Weltman elogia o programa do Ministério da Saúde.
— A ideia é exportar aparelhos para a América Latina, o que permite melhorar o ensino de radioterapia e a diminuir os preços dos aparelhos por aqui. O plano é muito bem elaborado.
Outro lado
Em nota, o Ministério da Saúde informou que “ao contrário do que informa o especialista entrevistado pela referida reportagem, não há como o Ministério da Saúde pagar diretamente aos prestadores, pessoa física ou jurídica, pois a Lei 141/2013 torna obrigatório o repasse para os fundos municipais e estaduais. Estados e Municípios de gestão plena têm autonomia, inclusive referente aos gastos em saúde pública, devendo os Estabelecimentos de Saúde habilitados em radioterapia compor o Plano de Atenção Oncológica da região e fazer parte do fluxo de referência e contra-referência dos pacientes tratados”.

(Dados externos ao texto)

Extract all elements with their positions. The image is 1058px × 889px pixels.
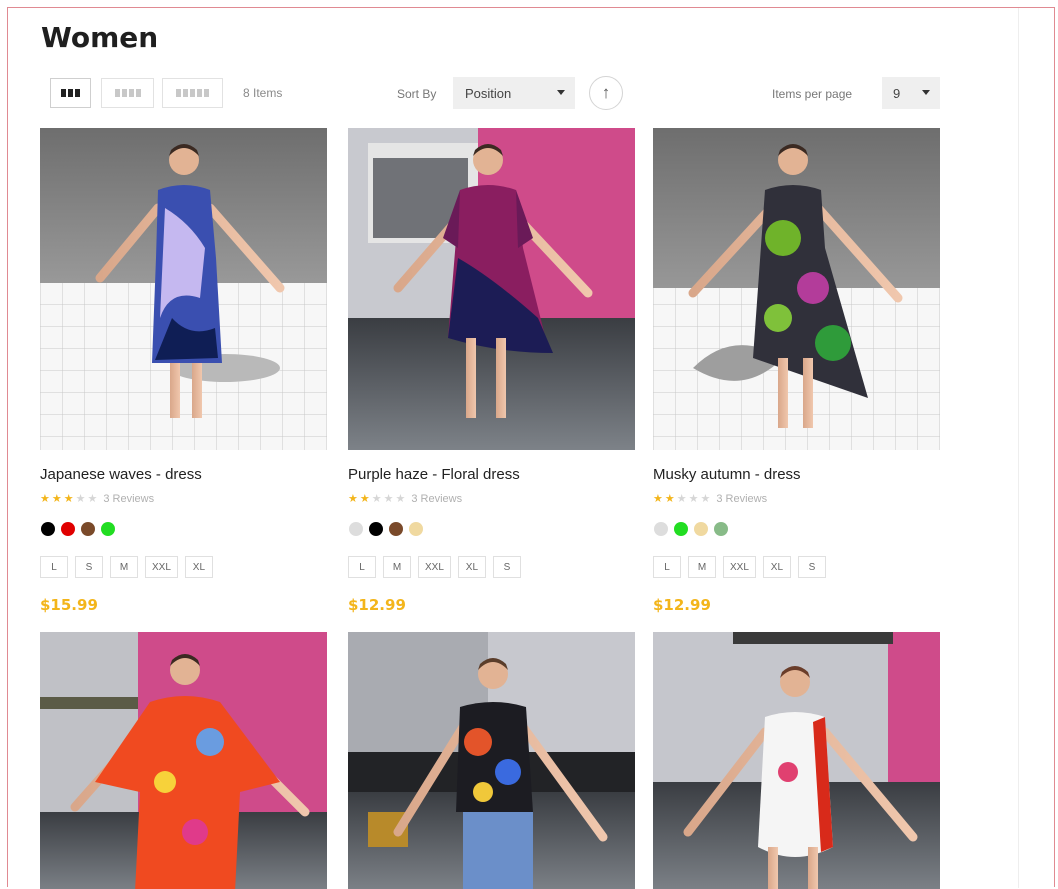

Segundo o texto, informou ainda que já entregou cinco aceleradores lineares dentro do Plano de Expansão da Radioterapia, que tem como objetivo ampliar o acesso da população a procedimentos oncológicos SUS. As cidades de Campina Grande (PB), Feira de Santana (BA), Maceió (AL), Curitiba (PR) e Brasília (DF) já foram beneficiadas pelo plano. Estão programadas as entregas de outros equipamentos, ainda neste ano. Ao todo, cerca de R$ 500 milhões foram investidos para a aquisição de 80 aceleradores lineares, além da realização de projetos e obras.
Outros 20 ainda devem ser adquiridos, totalizando 100 aparelhos distribuídos em todas as regiões do país. Os novos equipamentos, que serão adquiridos, viabilizará uma economia de aproximadamente R$ 25 milhões em relação ao que era realizado por meio de convênios. Os projetos estão em andamento e estão sendo executados dentro das atividades previstas do Plano de Expansão da Radioterapia”.